One KI reported that their county has not experienced any major emergencies recently. The KI worried that the resulting complacency might make it harder to prepare for and respond to emergencies. Without the threat of an emergency, there is less pressure or incentive to focus on preparedness:
“The biggest barrier is, knock on wood, we haven’t had much in the way of disaster related events. After 9/11 people got saturated with it for a while, but people have gotten a little more complacent.”

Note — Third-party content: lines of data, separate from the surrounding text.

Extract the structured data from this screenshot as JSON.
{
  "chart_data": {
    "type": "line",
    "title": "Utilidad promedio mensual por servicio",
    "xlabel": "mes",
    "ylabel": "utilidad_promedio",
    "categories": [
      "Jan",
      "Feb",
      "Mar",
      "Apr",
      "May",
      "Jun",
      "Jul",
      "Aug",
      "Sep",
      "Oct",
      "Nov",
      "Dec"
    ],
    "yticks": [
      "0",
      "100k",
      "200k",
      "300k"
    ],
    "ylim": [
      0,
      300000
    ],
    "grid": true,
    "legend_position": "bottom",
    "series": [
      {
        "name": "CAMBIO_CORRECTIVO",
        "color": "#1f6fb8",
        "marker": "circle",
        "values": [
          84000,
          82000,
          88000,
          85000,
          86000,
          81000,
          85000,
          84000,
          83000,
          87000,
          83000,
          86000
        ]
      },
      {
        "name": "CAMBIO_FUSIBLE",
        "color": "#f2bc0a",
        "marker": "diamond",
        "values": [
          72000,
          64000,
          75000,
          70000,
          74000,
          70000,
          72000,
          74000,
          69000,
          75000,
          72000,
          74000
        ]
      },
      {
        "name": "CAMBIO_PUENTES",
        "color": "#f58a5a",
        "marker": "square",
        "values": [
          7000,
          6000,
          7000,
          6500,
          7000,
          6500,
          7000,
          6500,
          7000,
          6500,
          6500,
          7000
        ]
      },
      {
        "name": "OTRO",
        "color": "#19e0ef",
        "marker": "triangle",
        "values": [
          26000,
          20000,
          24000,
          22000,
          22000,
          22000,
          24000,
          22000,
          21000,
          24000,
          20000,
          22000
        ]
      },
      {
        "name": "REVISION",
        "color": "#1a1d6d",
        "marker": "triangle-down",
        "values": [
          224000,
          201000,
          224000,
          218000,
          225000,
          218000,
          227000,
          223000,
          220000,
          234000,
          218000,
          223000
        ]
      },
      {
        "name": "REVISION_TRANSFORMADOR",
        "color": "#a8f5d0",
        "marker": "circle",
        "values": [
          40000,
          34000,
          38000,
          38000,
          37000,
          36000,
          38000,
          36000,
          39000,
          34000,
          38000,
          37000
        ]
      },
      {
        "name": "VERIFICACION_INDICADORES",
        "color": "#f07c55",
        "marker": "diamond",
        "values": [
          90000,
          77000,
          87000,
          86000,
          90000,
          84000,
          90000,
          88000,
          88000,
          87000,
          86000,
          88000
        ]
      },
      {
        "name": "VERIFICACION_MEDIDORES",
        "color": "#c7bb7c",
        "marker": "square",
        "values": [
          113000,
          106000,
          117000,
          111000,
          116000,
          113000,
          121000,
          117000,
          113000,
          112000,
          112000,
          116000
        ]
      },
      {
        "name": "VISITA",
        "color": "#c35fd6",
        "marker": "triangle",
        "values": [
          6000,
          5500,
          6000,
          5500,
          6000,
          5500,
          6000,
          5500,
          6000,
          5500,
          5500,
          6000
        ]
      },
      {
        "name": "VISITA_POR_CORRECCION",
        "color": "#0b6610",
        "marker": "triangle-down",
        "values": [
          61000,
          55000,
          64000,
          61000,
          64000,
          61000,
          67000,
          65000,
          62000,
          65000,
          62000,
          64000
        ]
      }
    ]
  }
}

One KI described a large gap between public health and emergency management at the state level, in which the N.C. Division of Public Health may not reach out to N.C. Emergency Management for support, meaning that a lot of efforts are duplicated. These communication issues may negatively affect operations at the local level if state agencies request duplicative deliverables:
“Public health should not be requiring our auxiliary communications folks to prove that they test their systems on a regular basis. Doing the job is not a problem, satisfying the needs of somebody else in (Washington, DC) or Raleigh (N.C.) is the problem.”
Another KI did not report personal barriers, but speculated that uneven funding and timing split between the emergency management and public health preparedness domains may pose challenges in counties that are more siloed and have a hard time coordinating efforts across departments. One or the other domain will receive less support.